Korfbaloefeningen
Eerst doorloop zonder verdediger.
- Let op:
- Rechte lijn naar de korf
- Uitstekken
- Vloeiende beweging
- Aangever op tijd aangeeft
Als dat goed gaat dan:
- Verdediger erbij, deze laat alles toe.
- Let op:
- Aanvaller moet in de baan van verdediger gaan lopen.
- In een rechte lijn lopen, niet met een boog naar de korf.
- Uitstrekken.
Als dat goed gaat dan:
- Verdediger blijft erbij, en verdedigt nu goed mee.
- Let op:
- De verdediger, hoe staat hij? (zakt wat door z’n knieën, loopt goed mee naar achter etc.)
- Aanvaller moet in de baan van verdediger gaan lopen.
- In een rechte lijn lopen, niet met een boog naar de korf.
- Uitstrekken.
- Elk tweetal heeft een bal, een korf en 3 hoepels.
- Het tweetal staat op ongeveer 10 meter voor de korf.
- Op een signaal gooit speler 1 achtereenvolgend de drie hoepels en de bal richting korf.
- Als de bal gegooid is sprint speler 2 naar de bal en schiet vanuit elke hoepel tot hij gescoord heeft
- Daarna pakt speler 2 hoepels en bal en rent terug naar de start.

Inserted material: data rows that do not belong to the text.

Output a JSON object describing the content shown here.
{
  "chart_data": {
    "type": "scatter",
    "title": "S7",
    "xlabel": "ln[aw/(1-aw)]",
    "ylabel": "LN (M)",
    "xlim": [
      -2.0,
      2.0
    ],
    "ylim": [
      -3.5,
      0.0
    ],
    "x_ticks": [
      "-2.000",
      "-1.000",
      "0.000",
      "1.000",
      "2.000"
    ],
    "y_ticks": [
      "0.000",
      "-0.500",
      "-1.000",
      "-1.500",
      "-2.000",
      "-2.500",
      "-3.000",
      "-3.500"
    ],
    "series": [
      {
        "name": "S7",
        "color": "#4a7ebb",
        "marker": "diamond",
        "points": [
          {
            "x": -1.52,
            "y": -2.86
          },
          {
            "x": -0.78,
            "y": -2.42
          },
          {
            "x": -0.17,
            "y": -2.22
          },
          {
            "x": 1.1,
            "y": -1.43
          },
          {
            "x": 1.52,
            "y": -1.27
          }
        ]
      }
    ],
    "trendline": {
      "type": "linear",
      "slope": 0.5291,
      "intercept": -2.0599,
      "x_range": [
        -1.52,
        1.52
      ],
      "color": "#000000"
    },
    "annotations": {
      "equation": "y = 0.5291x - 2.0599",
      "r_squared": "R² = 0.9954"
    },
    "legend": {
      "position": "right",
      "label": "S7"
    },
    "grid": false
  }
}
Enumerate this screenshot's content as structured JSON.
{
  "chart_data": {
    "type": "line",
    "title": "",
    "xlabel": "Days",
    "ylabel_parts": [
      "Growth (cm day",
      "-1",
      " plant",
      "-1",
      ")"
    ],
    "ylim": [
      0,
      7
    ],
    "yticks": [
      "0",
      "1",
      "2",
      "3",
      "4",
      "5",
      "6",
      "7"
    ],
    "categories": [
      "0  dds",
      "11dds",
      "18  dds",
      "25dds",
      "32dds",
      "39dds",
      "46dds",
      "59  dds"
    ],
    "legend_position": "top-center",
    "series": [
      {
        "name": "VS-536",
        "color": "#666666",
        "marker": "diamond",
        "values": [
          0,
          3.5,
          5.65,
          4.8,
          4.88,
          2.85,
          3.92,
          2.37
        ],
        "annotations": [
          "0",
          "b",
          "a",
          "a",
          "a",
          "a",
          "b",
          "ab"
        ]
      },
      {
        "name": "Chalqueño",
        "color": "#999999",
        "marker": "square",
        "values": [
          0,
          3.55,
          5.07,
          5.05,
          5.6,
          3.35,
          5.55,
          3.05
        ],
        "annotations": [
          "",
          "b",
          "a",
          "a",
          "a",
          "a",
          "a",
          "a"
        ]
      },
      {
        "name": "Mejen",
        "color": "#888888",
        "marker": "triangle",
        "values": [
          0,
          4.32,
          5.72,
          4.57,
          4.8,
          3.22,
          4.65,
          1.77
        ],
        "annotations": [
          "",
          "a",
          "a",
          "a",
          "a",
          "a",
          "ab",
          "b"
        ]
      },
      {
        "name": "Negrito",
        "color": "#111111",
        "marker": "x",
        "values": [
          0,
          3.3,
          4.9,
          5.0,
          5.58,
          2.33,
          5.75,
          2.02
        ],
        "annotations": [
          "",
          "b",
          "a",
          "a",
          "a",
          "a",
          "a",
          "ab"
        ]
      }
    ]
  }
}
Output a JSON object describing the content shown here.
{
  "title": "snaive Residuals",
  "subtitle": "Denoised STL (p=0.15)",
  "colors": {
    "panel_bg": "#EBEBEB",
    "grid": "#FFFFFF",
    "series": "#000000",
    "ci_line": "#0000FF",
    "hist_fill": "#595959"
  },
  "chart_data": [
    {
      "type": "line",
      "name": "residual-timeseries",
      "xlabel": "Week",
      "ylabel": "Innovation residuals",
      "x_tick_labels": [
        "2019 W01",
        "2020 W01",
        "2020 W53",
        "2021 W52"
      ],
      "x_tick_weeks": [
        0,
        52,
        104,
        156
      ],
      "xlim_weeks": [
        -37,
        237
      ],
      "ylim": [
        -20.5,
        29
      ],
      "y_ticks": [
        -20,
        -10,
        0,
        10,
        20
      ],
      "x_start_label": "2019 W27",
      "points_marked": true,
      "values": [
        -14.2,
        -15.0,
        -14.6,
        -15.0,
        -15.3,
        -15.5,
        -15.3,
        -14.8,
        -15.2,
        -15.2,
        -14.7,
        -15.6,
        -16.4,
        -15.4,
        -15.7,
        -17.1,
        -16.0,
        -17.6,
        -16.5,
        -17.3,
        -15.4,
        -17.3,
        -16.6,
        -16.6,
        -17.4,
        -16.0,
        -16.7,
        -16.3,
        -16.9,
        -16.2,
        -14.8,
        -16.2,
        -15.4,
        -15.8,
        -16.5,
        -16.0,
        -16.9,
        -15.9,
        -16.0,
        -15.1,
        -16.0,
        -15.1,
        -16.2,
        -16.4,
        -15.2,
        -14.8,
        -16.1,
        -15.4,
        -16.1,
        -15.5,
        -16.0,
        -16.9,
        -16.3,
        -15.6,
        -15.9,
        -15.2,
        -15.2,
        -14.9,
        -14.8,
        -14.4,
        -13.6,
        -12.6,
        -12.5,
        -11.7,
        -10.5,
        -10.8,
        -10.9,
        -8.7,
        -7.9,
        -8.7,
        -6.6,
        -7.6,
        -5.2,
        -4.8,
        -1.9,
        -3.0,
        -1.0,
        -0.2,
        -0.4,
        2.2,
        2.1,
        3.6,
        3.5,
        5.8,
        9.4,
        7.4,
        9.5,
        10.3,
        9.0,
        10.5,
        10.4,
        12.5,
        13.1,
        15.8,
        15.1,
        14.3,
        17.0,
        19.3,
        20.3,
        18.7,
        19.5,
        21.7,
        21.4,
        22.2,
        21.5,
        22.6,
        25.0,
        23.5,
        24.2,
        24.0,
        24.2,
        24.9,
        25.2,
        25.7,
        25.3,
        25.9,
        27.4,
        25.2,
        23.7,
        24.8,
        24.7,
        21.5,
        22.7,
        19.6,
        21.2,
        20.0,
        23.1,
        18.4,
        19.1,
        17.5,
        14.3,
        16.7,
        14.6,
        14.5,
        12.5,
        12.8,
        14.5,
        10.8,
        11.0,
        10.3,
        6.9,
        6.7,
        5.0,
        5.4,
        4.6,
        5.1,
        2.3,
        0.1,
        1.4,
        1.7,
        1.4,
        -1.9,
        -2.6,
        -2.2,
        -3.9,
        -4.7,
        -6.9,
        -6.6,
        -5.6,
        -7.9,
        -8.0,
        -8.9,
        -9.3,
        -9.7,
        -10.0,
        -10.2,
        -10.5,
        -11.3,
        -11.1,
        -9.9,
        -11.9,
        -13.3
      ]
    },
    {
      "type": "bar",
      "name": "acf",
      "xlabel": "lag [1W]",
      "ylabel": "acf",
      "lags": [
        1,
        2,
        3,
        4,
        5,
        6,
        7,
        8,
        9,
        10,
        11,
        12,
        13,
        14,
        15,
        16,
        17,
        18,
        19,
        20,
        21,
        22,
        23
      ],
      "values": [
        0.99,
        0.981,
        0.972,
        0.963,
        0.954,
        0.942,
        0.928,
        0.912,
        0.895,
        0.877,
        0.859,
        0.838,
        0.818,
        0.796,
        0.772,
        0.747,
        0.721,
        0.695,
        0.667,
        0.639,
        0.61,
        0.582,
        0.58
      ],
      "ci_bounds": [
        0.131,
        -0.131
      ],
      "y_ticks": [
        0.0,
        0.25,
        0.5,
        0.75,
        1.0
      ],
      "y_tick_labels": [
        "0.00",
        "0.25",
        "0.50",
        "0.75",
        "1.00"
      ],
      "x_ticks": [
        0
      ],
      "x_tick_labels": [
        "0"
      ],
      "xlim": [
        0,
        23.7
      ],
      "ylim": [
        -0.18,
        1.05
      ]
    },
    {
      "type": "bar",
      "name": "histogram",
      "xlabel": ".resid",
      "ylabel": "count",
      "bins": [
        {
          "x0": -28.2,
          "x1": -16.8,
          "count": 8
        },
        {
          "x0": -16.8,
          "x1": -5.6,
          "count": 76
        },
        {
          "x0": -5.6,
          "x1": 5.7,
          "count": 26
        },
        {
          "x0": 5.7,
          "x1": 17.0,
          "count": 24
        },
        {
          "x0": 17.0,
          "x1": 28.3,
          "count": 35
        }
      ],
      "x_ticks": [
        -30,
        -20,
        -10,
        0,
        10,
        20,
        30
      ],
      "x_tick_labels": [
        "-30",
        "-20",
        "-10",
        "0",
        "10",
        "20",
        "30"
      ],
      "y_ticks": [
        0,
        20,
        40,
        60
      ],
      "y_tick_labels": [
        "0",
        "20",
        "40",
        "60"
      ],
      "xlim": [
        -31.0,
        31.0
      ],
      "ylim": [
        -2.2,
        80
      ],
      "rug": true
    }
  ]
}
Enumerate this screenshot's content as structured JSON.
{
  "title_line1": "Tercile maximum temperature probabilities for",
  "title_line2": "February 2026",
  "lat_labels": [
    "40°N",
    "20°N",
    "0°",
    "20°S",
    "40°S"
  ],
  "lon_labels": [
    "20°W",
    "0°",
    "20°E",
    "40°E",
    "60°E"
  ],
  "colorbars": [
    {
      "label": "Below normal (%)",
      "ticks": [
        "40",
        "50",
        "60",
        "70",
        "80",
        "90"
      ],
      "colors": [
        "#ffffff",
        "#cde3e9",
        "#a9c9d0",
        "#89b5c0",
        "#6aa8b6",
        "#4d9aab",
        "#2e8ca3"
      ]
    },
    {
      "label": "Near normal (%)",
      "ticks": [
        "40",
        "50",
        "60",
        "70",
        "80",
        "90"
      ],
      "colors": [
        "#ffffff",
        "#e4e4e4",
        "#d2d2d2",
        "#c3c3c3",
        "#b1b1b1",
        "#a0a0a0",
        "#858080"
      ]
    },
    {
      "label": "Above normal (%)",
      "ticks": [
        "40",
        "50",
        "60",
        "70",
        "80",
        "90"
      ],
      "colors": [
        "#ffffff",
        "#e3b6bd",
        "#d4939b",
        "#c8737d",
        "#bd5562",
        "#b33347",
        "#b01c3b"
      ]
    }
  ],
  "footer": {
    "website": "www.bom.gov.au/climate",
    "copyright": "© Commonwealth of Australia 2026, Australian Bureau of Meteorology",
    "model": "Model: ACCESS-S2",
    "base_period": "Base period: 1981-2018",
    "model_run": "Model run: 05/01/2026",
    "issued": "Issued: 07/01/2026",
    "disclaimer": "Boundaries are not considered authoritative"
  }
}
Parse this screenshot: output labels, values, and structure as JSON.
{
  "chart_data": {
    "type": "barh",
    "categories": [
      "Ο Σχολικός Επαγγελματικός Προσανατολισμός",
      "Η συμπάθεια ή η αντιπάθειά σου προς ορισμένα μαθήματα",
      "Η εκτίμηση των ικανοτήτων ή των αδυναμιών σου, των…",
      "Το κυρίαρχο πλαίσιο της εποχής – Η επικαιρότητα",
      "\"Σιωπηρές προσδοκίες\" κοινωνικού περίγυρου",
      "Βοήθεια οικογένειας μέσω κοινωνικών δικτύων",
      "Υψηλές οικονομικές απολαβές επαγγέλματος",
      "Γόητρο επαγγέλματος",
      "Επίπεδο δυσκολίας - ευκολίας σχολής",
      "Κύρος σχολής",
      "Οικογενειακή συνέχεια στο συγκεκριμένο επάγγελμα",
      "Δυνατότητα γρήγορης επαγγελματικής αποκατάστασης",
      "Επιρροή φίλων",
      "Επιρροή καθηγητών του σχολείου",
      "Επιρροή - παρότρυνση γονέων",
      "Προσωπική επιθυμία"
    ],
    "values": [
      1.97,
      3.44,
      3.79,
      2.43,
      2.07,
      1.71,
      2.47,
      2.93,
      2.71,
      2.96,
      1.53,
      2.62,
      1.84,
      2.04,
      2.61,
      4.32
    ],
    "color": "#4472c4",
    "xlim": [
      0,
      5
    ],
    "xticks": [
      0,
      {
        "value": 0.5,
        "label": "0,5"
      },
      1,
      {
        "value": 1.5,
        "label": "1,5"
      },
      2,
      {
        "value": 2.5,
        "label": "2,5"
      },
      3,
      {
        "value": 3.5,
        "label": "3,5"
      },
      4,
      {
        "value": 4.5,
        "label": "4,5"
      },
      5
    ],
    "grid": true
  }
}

- Speler 2 gooit nu en speler 1 gaat schieten.
- Wie is het eerste klaar.
- Daarna natuurlijk nog kans op revanche.
- Een tweetal moet een ononderbroken reeks maken van 10 strafworpen.
- Missen is terug naar 0.
- In de tijd die dit tweetal nodig heeft gaan de andere tweetallen schietoefeningen doen bijv.
- Afstandsschot. (telt voor 2)
- Doorloopbal.
- Kansje.
- Daarna door wisselen.
- Wie scoort het meest.
- Werk met tweetallen.
- Je maakt een uitwijkbeweging nadat je de bal hebt ingespeeld, vervolgens plaats je de bal weer in en wijkt nog een keer uit naar dezelfde kant.
- Dit is van belang in verband met de duidelijkheid voor de aangever.
- Scoor 5x links uitwijken.
- Scoor 5x rechts uitwijken.
- Aangeefster staat naast de paal.
- Neemster en verdedigster op ongeveer 8 meter.
- Zodra de neemster start volgt de verdedigster en die probeert alsnog te verdedigen.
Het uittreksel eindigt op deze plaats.